SPRINT: Scalable and Predictive Intent Refinement for LLM-Enhanced Session-based Recommendation
Gyuseok Lee, Wonbin Kweon, Zhenrui Yue, Yaokun Liu, Yifan Liu, Susik Yoon, Dong Wang, SeongKu Kang
TL;DR
This work tackles the dual challenges of context scarcity and scalability in applying LLM-based profiling to session-based recommendation. It introduces SPRINT, a two-stage framework that first derives reliable session intents using uncertainty-aware LLM invocation and a global intent pool, then leverages a lightweight intent predictor and collaborative enrichment to integrate multi-intent signals into SBR without LLMs at inference. The approach significantly improves recommendation accuracy while reducing training and inference costs, outperforming state-of-the-art baselines across three real-world datasets. The results demonstrate improved explainability and practical viability for real-time SBR deployments, highlighting the value of constrained, predicate-driven intent generation and cross-session collaboration.
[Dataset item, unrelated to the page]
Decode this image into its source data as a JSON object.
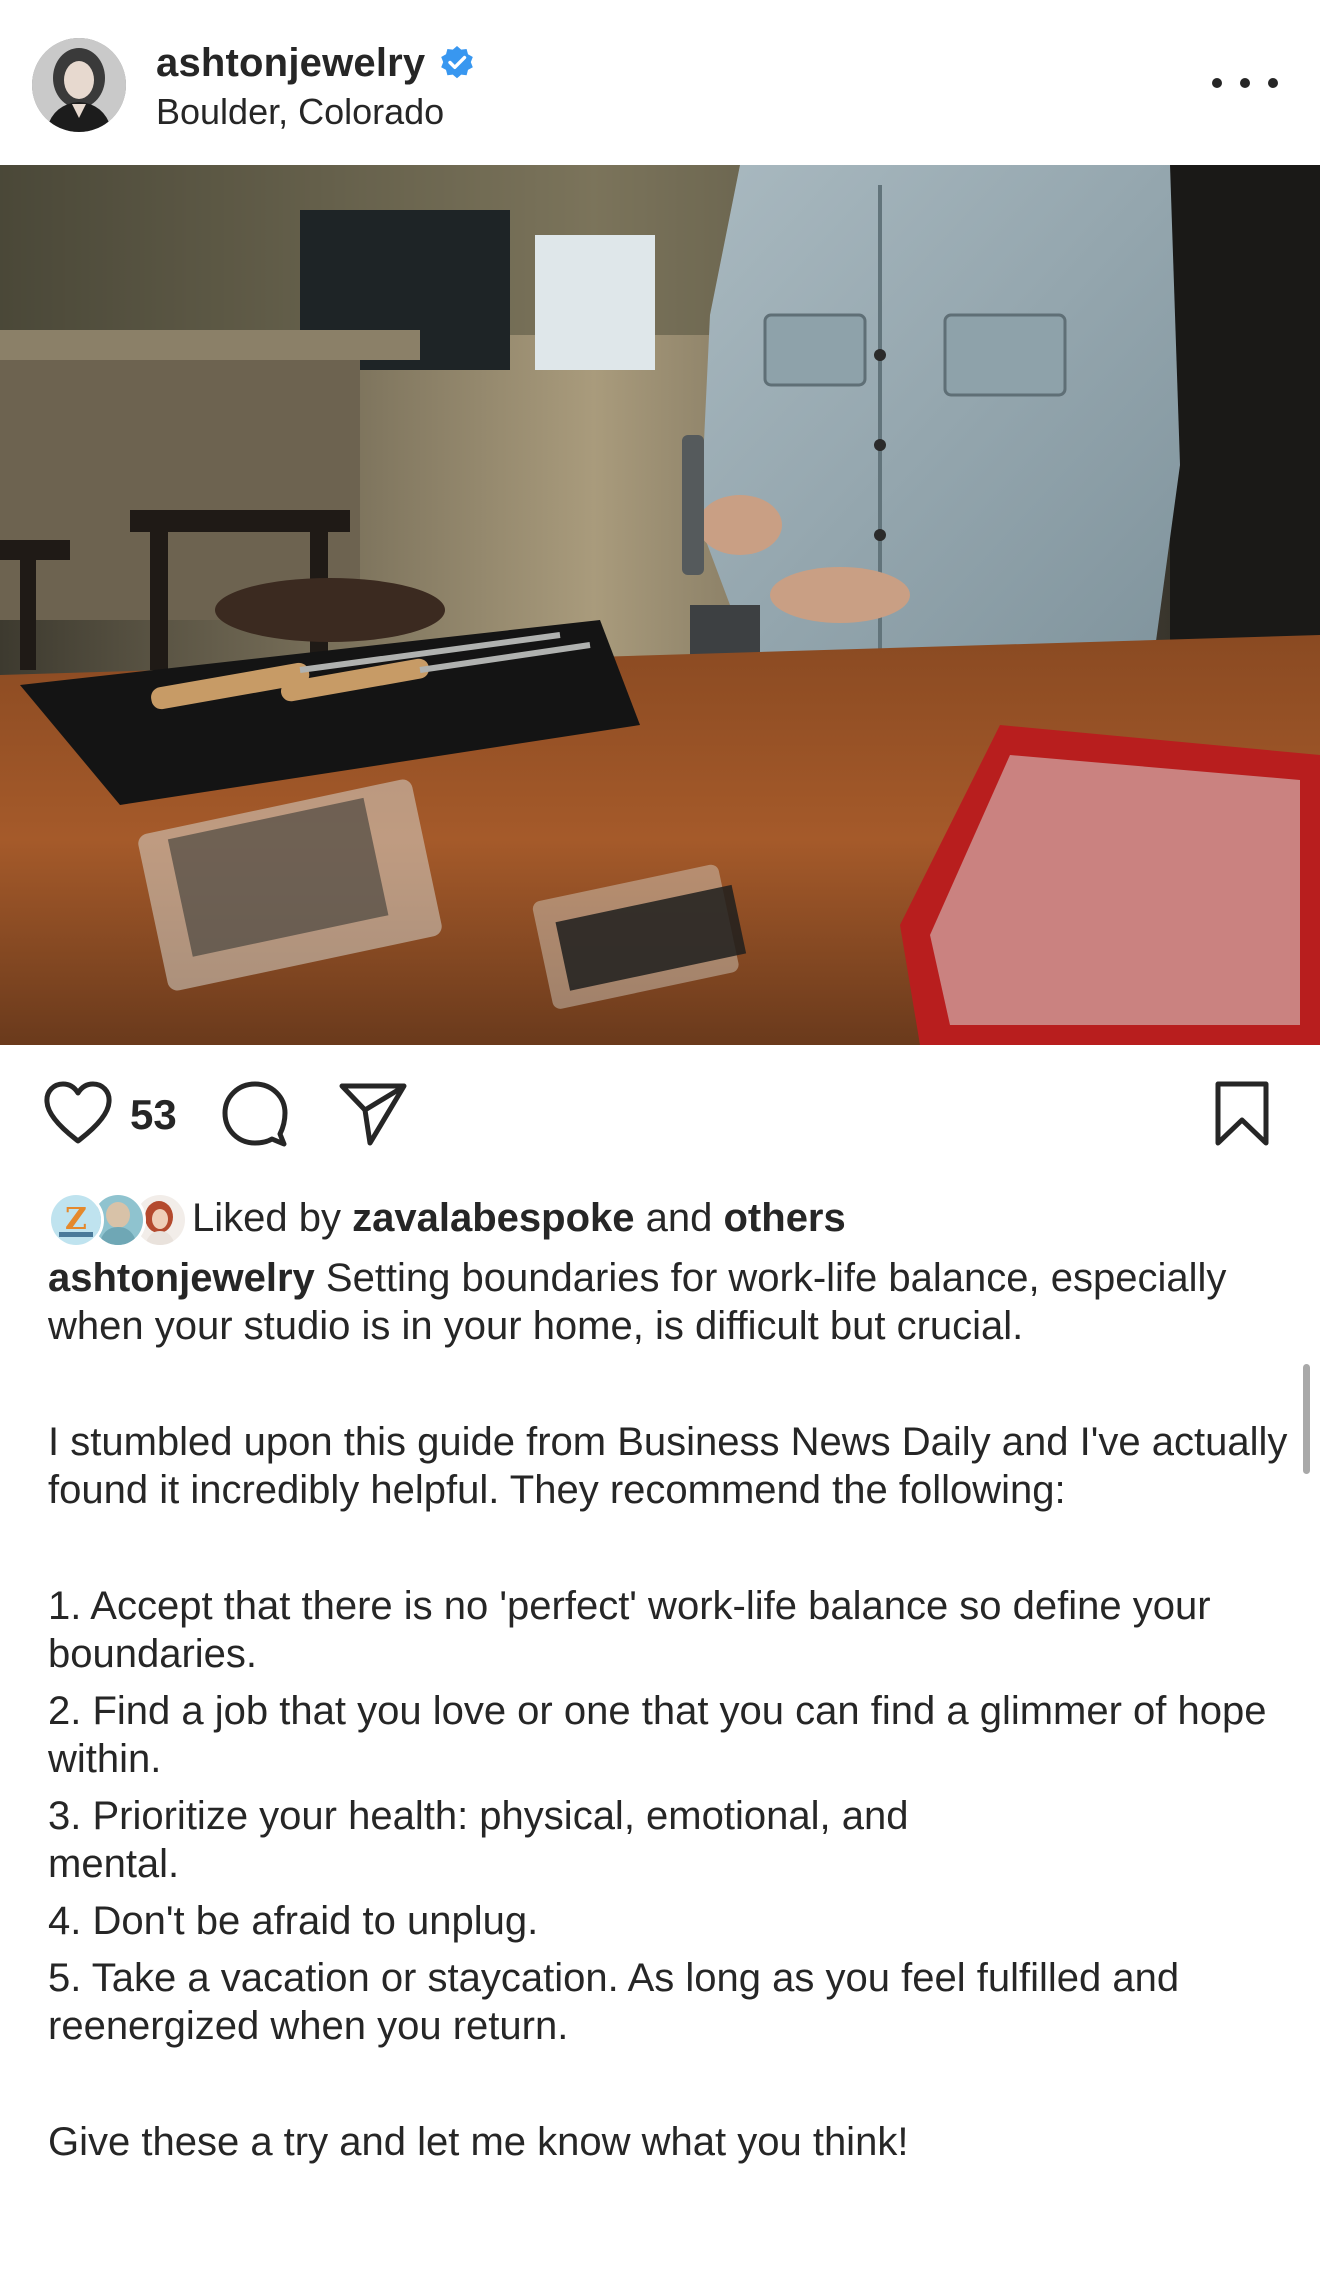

Overall, SPRINT offers a scalable, interpretable path to harness LLM knowledge for personalized, efficient session-based recommendations.
Abstract
Large language models (LLMs) have enhanced conventional recommendation models via user profiling, which generates representative textual profiles from users' historical interactions. However, their direct application to session-based recommendation (SBR) remains challenging due to severe session context scarcity and poor scalability. In this paper, we propose SPRINT, a scalable SBR framework that incorporates reliable and informative intents while ensuring high efficiency in both training and inference. SPRINT constrains LLM-based profiling with a global intent pool and validates inferred intents based on recommendation performance to mitigate noise and hallucinations under limited context. To ensure scalability, LLMs are selectively invoked only for uncertain sessions during training, while a lightweight intent predictor generalizes intent prediction to all sessions without LLM dependency at inference time. Experiments on real-world datasets show that SPRINT consistently outperforms state-of-the-art methods while providing more explainable recommendations.